Mendengar suara anaknya, Souw Kwi Eng tersentak dan tangisnya tertahan, lalu perlahan dia memutar tubuh lantas memandang anaknya melalui genangan air mata, kemudian dia menubruk anaknya dan merangkulnya.

“Pek Lian, anakku… ahh, ayahmu… ayahmu…!”

Dan kalau saja dia tidak merasa bahwa ada anaknya di dalam pelukannya, tentu nyonya muda ini sudah roboh pingsan. Semua sudah kelihatan gelap dan berputar, cepat-cepat dia memejamkan mata dan menahan napas, mengerahkan kekuatan batinnya sehingga semuanya menjadi terang kembali.

“Ibu, ada apakah…? Ayah kenapa…?” Lapat-lapat terdengar suara anaknya.

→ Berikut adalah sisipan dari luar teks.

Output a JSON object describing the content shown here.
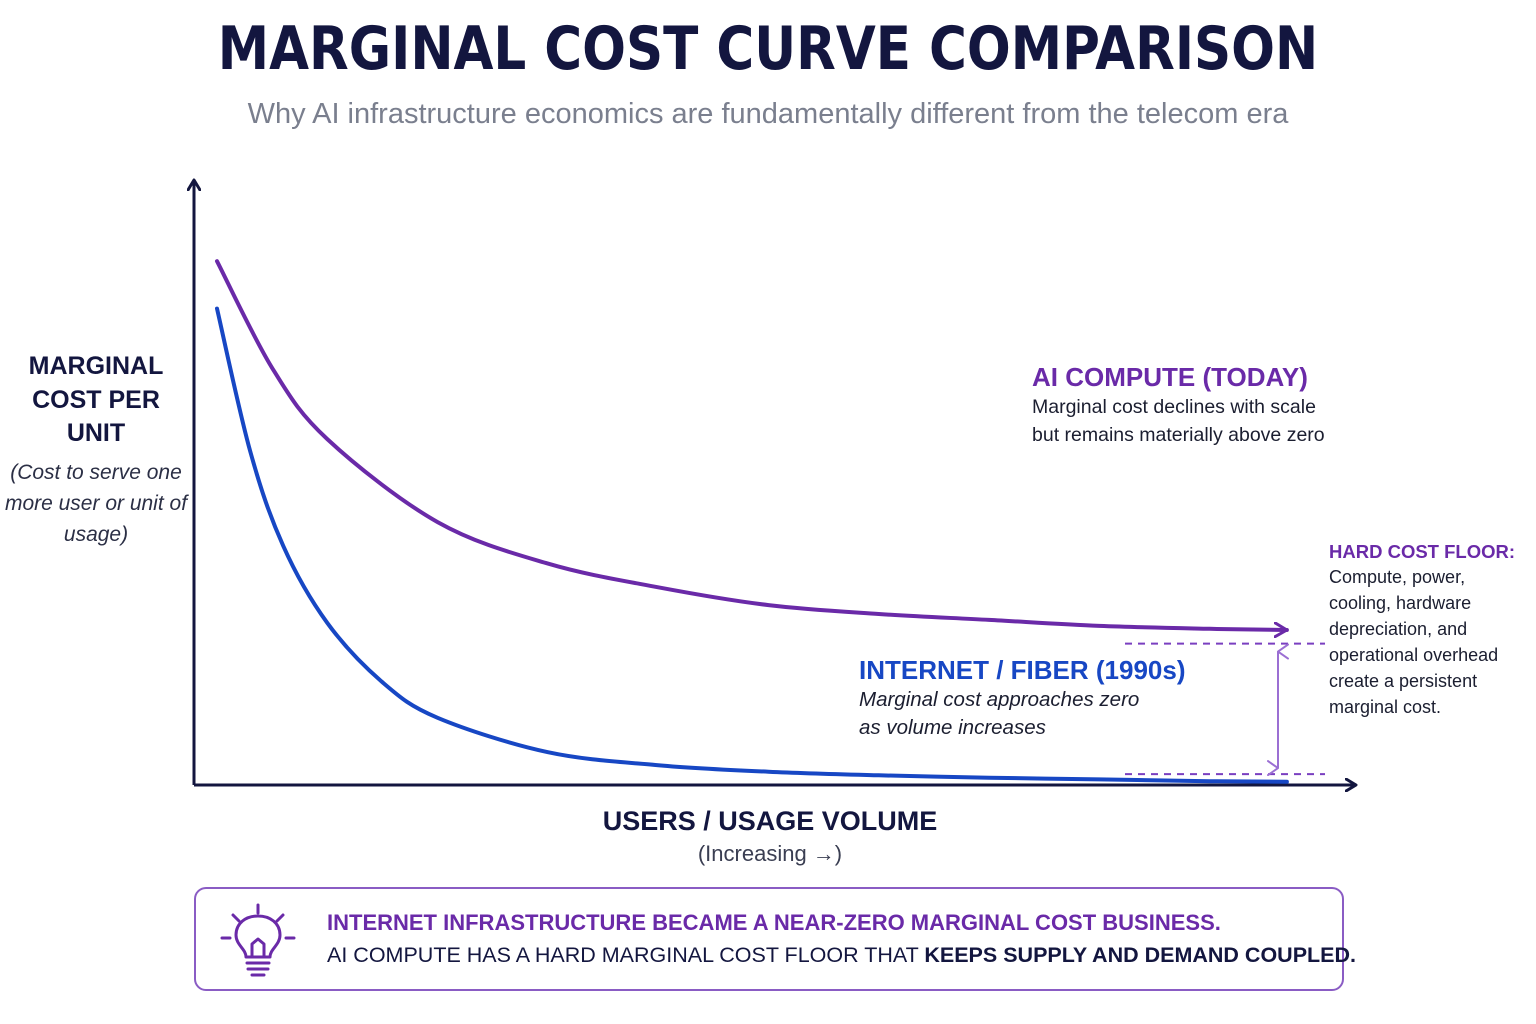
{
  "header": {
    "title": "MARGINAL COST CURVE COMPARISON",
    "subtitle": "Why AI infrastructure economics are fundamentally different from the telecom era"
  },
  "chart_data": {
    "type": "line",
    "title": "MARGINAL COST CURVE COMPARISON",
    "subtitle": "Why AI infrastructure economics are fundamentally different from the telecom era",
    "ylabel": "MARGINAL COST PER UNIT",
    "ylabel_note": "(Cost to serve one more user or unit of usage)",
    "xlabel": "USERS / USAGE VOLUME",
    "xlabel_note": "(Increasing →)",
    "axis_ticks": "none",
    "grid": false,
    "xlim": [
      0,
      100
    ],
    "ylim": [
      0,
      100
    ],
    "series": [
      {
        "name": "AI COMPUTE (TODAY)",
        "description": "Marginal cost declines with scale\nbut remains materially above zero",
        "color": "#6a2aa8",
        "x": [
          0,
          5,
          10,
          20,
          30,
          40,
          50,
          60,
          70,
          80,
          90,
          97
        ],
        "y": [
          88,
          70,
          58,
          44,
          37,
          33,
          30,
          28.5,
          27.5,
          26.5,
          26,
          25.8
        ]
      },
      {
        "name": "INTERNET / FIBER (1990s)",
        "description": "Marginal cost approaches zero\nas volume increases",
        "color": "#1747c4",
        "x": [
          0,
          3,
          6,
          10,
          15,
          20,
          30,
          40,
          50,
          60,
          70,
          80,
          90,
          97
        ],
        "y": [
          80,
          56,
          40,
          27,
          17,
          11,
          5.2,
          3,
          1.9,
          1.3,
          0.9,
          0.6,
          0.3,
          0.2
        ]
      }
    ],
    "annotations": {
      "floor_title": "HARD COST FLOOR:",
      "floor_text": "Compute, power,\ncooling, hardware\ndepreciation, and\noperational overhead\ncreate a persistent\nmarginal cost.",
      "floor_upper": 23.5,
      "floor_lower": 1.5
    }
  },
  "callout": {
    "line1": "INTERNET INFRASTRUCTURE BECAME A NEAR-ZERO MARGINAL COST BUSINESS.",
    "line2_plain": "AI COMPUTE HAS A HARD MARGINAL COST FLOOR THAT ",
    "line2_bold": "KEEPS SUPPLY AND DEMAND COUPLED."
  },
  "colors": {
    "navy": "#13163f",
    "purple": "#6a2aa8",
    "blue": "#1747c4",
    "gray": "#7a7f8e",
    "floor_arrow": "#9b6fd3"
  },
  "icons": {
    "callout": "lightbulb-icon"
  }
}
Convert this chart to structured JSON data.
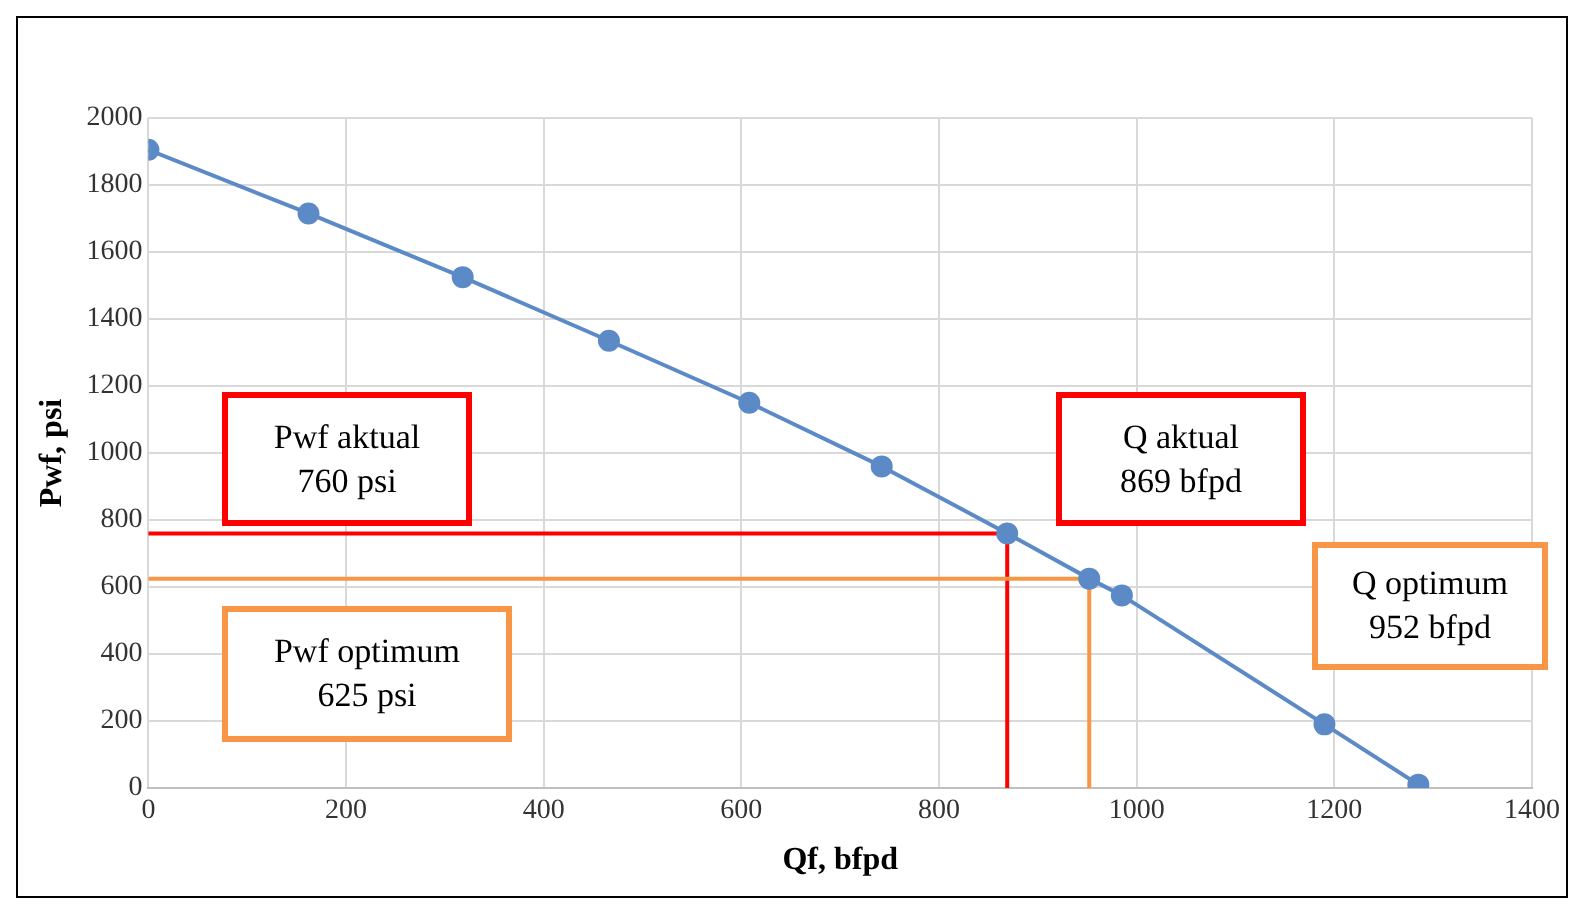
{
  "chart_data": {
    "type": "line",
    "xlabel": "Qf, bfpd",
    "ylabel": "Pwf, psi",
    "series": [
      {
        "color": "#5b8ac6",
        "x": [
          0,
          162,
          318,
          466,
          608,
          742,
          869,
          952,
          985,
          1190,
          1285
        ],
        "values": [
          1905,
          1715,
          1525,
          1335,
          1150,
          960,
          760,
          625,
          575,
          190,
          10
        ]
      }
    ],
    "xlim": [
      0,
      1400
    ],
    "xticks": [
      0,
      200,
      400,
      600,
      800,
      1000,
      1200,
      1400
    ],
    "ylim": [
      0,
      2000
    ],
    "yticks": [
      0,
      200,
      400,
      600,
      800,
      1000,
      1200,
      1400,
      1600,
      1800,
      2000
    ],
    "grid": true,
    "legend": false,
    "marker": "circle",
    "line_style": "solid",
    "ref_lines": [
      {
        "axis": "y",
        "value": 760,
        "color": "#ff0000"
      },
      {
        "axis": "x",
        "value": 869,
        "color": "#ff0000"
      },
      {
        "axis": "y",
        "value": 625,
        "color": "#f79646"
      },
      {
        "axis": "x",
        "value": 952,
        "color": "#f79646"
      }
    ],
    "annotations": [
      "Pwf aktual\n760 psi",
      "Q aktual\n869 bfpd",
      "Pwf optimum\n625 psi",
      "Q optimum\n952 bfpd"
    ]
  }
}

Souw Kwi Eng membuka matanya. “Ayahmu…? Ahhh, ayahmu… telah meninggal dunia, anakku…” Dia terisak, lalu membalik, memasuki kereta.

Pada saat itu Lee Siang dan para pengawal mendekati kereta dan hendak mengangkat jenazah itu. Akan tetapi Souw Kwi Eng melarangnya.

“Biarkan aku yang mengangkatnya sendiri…!”

Tenang sekali wanita itu. Air matanya masih bercucuran, dia pun masih terisak-isak, akan tetapi dengan tenang dia lalu mengangkat tubuh suaminya yang masih hangat itu, segera dipondongnya, lalu dia melangkah perlahan-lahan ke dalam rumah, diikuti oleh Pek Lian yang memandang pucat dan mata terbelalak. Anak ini belum mengerti benar, bagaimana kematian itu dan mengapa ayahnya mati.

Semua orang memandang dengan sinar mata diliputi keharuan dan kekaguman, jantung mereka bagai ditusuk-tusuk saat menyaksikan nyonya muda yang cantik itu memondong jenazah suaminya, melangkah satu per satu menuju ke dalam rumah dengan sikap yang penuh khidmat. Semua orang menundukkan muka ketika jenazah yang dipondongnya itu lewat di depan mereka.

Kwi Eng meletakkan jenazah itu di atas pembaringan di kamar suaminya, kemudian dia menjatuhkan diri berlutut di dekat pembaringan, memeriksa suaminya. Tidak ada luka di tubuh suaminya, akan tetapi jelas bahwa suaminya sudah tewas. Maka dia lalu memeluk dan menangis lagi, tangis mengguguk dan akhirnya nyonya muda ini tak dapat menahan dirinya lalu terguling roboh di atas lantai.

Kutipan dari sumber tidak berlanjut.